The backend is a FastAPI application written in Python. It accepts images or landmark payloads from the client, extracts features (using MediaPipe when required), and orchestrates inference through local PyTorch models in the smart_gestures package. To support low-latency interactions the service also exposes WebSocket endpoints for realtime feedback and session orchestration.

Why FastAPI? (references)

FastAPI was selected for its blend of performance and developer ergonomics. It provides automatic validation and serialization through Pydantic, OpenAPI generation with interactive documentation, and robust support for asynchronous features such as background tasks and WebSockets through Starlette. When paired with an ASGI server like Uvicorn (and uvloop), FastAPI delivers the throughput and latency characteristics we need for inference workloads.

Core architecture & flow

In a typical request flow the client submits an image or JSON landmarks to an endpoint, where requests are validated by Pydantic models and converted into the numeric tensors expected by the models. MediaPipe detectors are initialized at service startup to avoid repeated cold-start costs, and PyTorch models from smart_gestures execute inference and return classification results (label plus confidence). Results are returned synchronously over HTTP or can be pushed to the client via WebSocket for realtime updates.

Key technologies and why they matter

The service relies on FastAPI for request handling and schema validation, Pydantic for predictable input models, MediaPipe for reliable hand/pose landmark extraction, and PyTorch for running the trained models. Uvicorn is used as the ASGI server in deployment to handle asynchronous requests efficiently.

Operational considerations

MediaPipe and PyTorch have non-trivial memory and startup costs, so detectors and models are initialized at startup (via FastAPI startup events or imports) rather than per-request. For CPU-bound inference run multiple Uvicorn workers or horizontally scale with a Kubernetes Deployment; for GPU-based inference prefer a single process per GPU with memory pinned and scale horizontally as needed. Long-running work such as sequence inference should be handled through background tasks or WebSockets to avoid blocking HTTP workers, and containers should expose reasonable resource requests/limits to prevent OOMs on the node.

Security & production hardening

In production, tighten CORS policies and terminate TLS at the ingress or load balancer rather than exposing unencrypted traffic. Protect sensitive endpoints with JWT/OAuth2 or API keys and enforce strict input validation via Pydantic validators to reject malformed sequences. These measures reduce attack surface and help ensure predictable behavior from downstream inference code.

Observability & debugging

The service exposes health and readiness probes for container orchestration and uses structured logging for predictions and errors.
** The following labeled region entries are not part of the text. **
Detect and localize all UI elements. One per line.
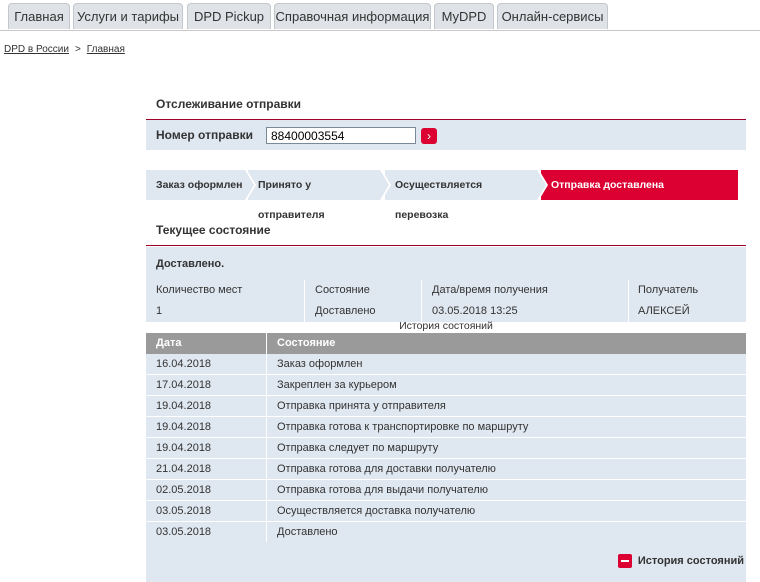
tab-online-services[interactable]: Онлайн-сервисы	[497, 3, 608, 29]
row-state: Закреплен за курьером	[277, 379, 397, 391]
tab-home[interactable]: Главная	[8, 3, 70, 29]
history-toggle-label: История состояний	[637, 554, 744, 567]
step-delivered: Отправка доставлена	[541, 170, 738, 200]
step-accepted: Принято у отправителя	[248, 170, 391, 221]
tab-reference[interactable]: Справочная информация	[274, 3, 431, 29]
breadcrumb: DPD в России > Главная	[4, 44, 125, 55]
row-state: Отправка готова для выдачи получателю	[277, 484, 488, 496]
breadcrumb-separator: >	[74, 44, 81, 55]
step-order-created: Заказ оформлен	[146, 170, 256, 200]
status-info-values: 1 Доставлено 03.05.2018 13:25 АЛЕКСЕЙ	[146, 301, 746, 322]
row-state: Отправка готова к транспортировке по мар…	[277, 421, 529, 433]
tracking-number-bar: Номер отправки ›	[146, 120, 746, 150]
count-value: 1	[156, 305, 163, 317]
row-date: 19.04.2018	[156, 442, 212, 454]
table-row: 19.04.2018 Отправка готова к транспортиро…	[146, 417, 746, 438]
table-row: 17.04.2018 Закреплен за курьером	[146, 375, 746, 396]
breadcrumb-current-link[interactable]: Главная	[87, 44, 125, 55]
row-state: Доставлено	[277, 526, 338, 538]
datetime-value: 03.05.2018 13:25	[432, 305, 518, 317]
status-box: Доставлено.	[146, 247, 746, 280]
row-date: 02.05.2018	[156, 484, 212, 496]
step-label: Осуществляется перевозка	[395, 179, 483, 221]
step-label: Заказ оформлен	[156, 179, 243, 191]
table-row: 02.05.2018 Отправка готова для выдачи пол…	[146, 480, 746, 501]
step-label: Принято у отправителя	[258, 179, 325, 221]
tracking-number-input[interactable]	[266, 127, 416, 144]
date-header: Дата	[156, 337, 182, 349]
state-header: Состояние	[315, 284, 370, 296]
row-date: 19.04.2018	[156, 400, 212, 412]
tracking-number-label: Номер отправки	[156, 128, 253, 142]
datetime-header: Дата/время получения	[432, 284, 548, 296]
row-date: 03.05.2018	[156, 526, 212, 538]
row-state: Отправка готова для доставки получателю	[277, 463, 496, 475]
status-info-header: Количество мест Состояние Дата/время пол…	[146, 280, 746, 301]
table-row: 19.04.2018 Отправка принята у отправителя	[146, 396, 746, 417]
step-label: Отправка доставлена	[551, 179, 665, 191]
breadcrumb-root-link[interactable]: DPD в России	[4, 44, 69, 55]
history-toggle-button[interactable]: История состояний	[617, 554, 744, 568]
history-caption: История состояний	[399, 320, 493, 332]
recipient-value: АЛЕКСЕЙ	[638, 305, 690, 317]
row-date: 17.04.2018	[156, 379, 212, 391]
table-row: 16.04.2018 Заказ оформлен	[146, 354, 746, 375]
row-state: Отправка принята у отправителя	[277, 400, 446, 412]
main-nav-tabs: Главная Услуги и тарифы DPD Pickup Справ…	[0, 0, 760, 31]
table-row: 19.04.2018 Отправка следует по маршруту	[146, 438, 746, 459]
state-value: Доставлено	[315, 305, 376, 317]
table-row: 03.05.2018 Доставлено	[146, 522, 746, 543]
row-state: Заказ оформлен	[277, 358, 363, 370]
current-status-title: Текущее состояние	[146, 223, 746, 246]
status-text: Доставлено.	[156, 258, 225, 270]
state-header: Состояние	[277, 337, 336, 349]
recipient-header: Получатель	[638, 284, 699, 296]
table-row: 03.05.2018 Осуществляется доставка получа…	[146, 501, 746, 522]
row-date: 03.05.2018	[156, 505, 212, 517]
progress-steps: Заказ оформлен Принято у отправителя Осу…	[146, 170, 738, 221]
tab-pickup[interactable]: DPD Pickup	[187, 3, 271, 29]
row-date: 21.04.2018	[156, 463, 212, 475]
count-header: Количество мест	[156, 284, 243, 296]
row-state: Осуществляется доставка получателю	[277, 505, 476, 517]
tracking-title: Отслеживание отправки	[146, 97, 746, 120]
row-date: 19.04.2018	[156, 421, 212, 433]
history-header: Дата Состояние	[146, 333, 746, 354]
row-date: 16.04.2018	[156, 358, 212, 370]
tab-services[interactable]: Услуги и тарифы	[73, 3, 183, 29]
step-in-transit: Осуществляется перевозка	[385, 170, 548, 221]
table-row: 21.04.2018 Отправка готова для доставки п…	[146, 459, 746, 480]
row-state: Отправка следует по маршруту	[277, 442, 439, 454]
minus-icon	[617, 554, 632, 568]
tab-mydpd[interactable]: MyDPD	[434, 3, 494, 29]
chevron-right-icon[interactable]: ›	[421, 128, 437, 144]
history-footer: История состояний	[146, 542, 746, 582]
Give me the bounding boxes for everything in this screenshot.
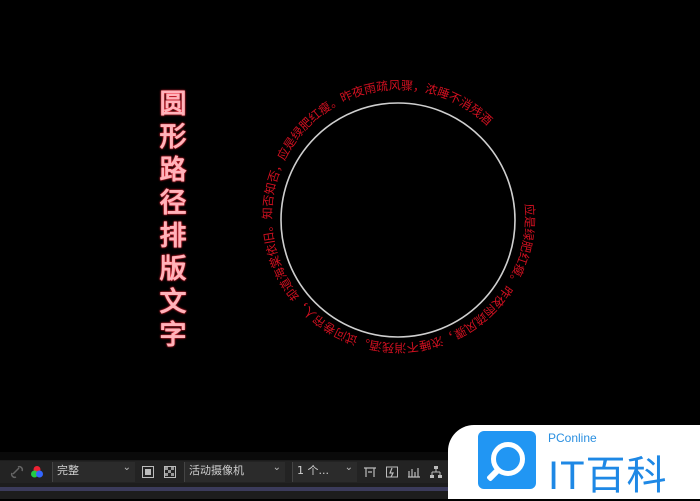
chevron-down-icon: ⌄ <box>344 462 353 473</box>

Suppressing noisy upstream logs (e.g., absl/TensorFlow) keeps logs actionable. For production monitoring, export Prometheus-style metrics such as request latency, inference duration, and model confidence distributions so operators can track service health and model behaviour.

Kubernetes notes

Kubernetes manifests are located under k8s/server.*.yaml. In practice tune replicas and autoscaling settings according to CPU/GPU usage, set sensible resources.requests and limits for MediaPipe and PyTorch, and configure liveness/readiness probes against /health and optionally a lightweight model-check endpoint.

This service integrates closely with the client (which uploads images and consumes predictions) and with the documentation site for API examples (Swagger UI). For storing images or sequences consider minio or lakeFS depending on whether you need simple object storage or versioned datasets. Local registries (registry-server / registry-ui) are used in CI and development for hosting images.

References & further reading

Examples & troubleshooting

  • If you see slow cold-start times, verify models are loaded at startup (check FastAPI startup event logs).
  • OOMs: reduce workers and run fewer concurrent requests per pod; consider GPU-inference node pools.
  • WebSockets dropping: check reverse proxy timeouts (Traefik/nginx) and enable sticky sessions if needed.